The countdown is underway to the fall of the Damascus and the Assad regime. The problem is that most of the rebels are radical Islamic jihadists who could proven even worse than the murderous Assad.
“The question comes up, ‘How long will Assad last?’” said James Clapper, Director of National Intelligence, during Congressional testimony on Thursday. “Our standard answer is, ‘His days are numbered. We just don’t know the number.”
“Our assessment is that he is very committed to hanging in there and sustaining his control of the regime,” Clapper noted, even as he warned the Assad regime does possess chemical and biological weapons and could choose to use them. “The opposition is gaining in strength; it is gaining territory,” Clapper said, reported the World Tribune. “At the same time, the regime is experiencing shortages in manpower and logistics.”
“In testimony to the Senate Intelligence Committee on March 12, Clapper, who heads the intelligence community, said the Assad regime was coming under increasing pressure amid rebel gains.” the Tribune reported. “He said the Syrian military was unable to stop rebel advancements by conventional systems and could resort chemical weapons. ‘We assess that Syria has a stockpile of munitions — including missiles, aerial bombs, and possibly artillery rockets — that can be used to deliver CW agents,’ Clapper said.”
Now comes news that the rebels fighting against Assad have pledged their loyalty to al Qaeda.

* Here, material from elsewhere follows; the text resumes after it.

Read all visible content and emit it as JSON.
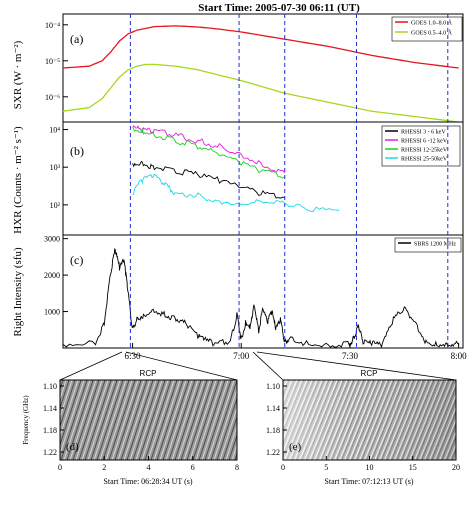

“The head of Syria’s jihadist Al-Nusra Front has pledged allegiance to Al-Qaeda chief Ayman al-Zawahiri, but distanced his group from claims it has merged with Al-Qaeda in Iraq,” reports Agence France Presse. “Al-Nusra’s announcement on Wednesday is likely to bolster assertions by President Bashar al-Assad’s regime that it is fighting ‘terrorists’ who want to impose an Islamic state. ‘The sons of Al-Nusra Front pledge allegiance to Sheikh Ayman al-Zawahiri,’ Abu Mohammed al-Jawlani said in a recording….Al-Nusra is among the most prominent organisations involved in Syria’s conflict, which erupted in March 2011 with peaceful protests against Assad’s regime but has evolved into a war that has killed tens of thousands. It has gained notoriety for suicide bombings but also won admiration from some insurgents for its reputation as a formidable fighting force leading attacks on battle fronts across Syria.”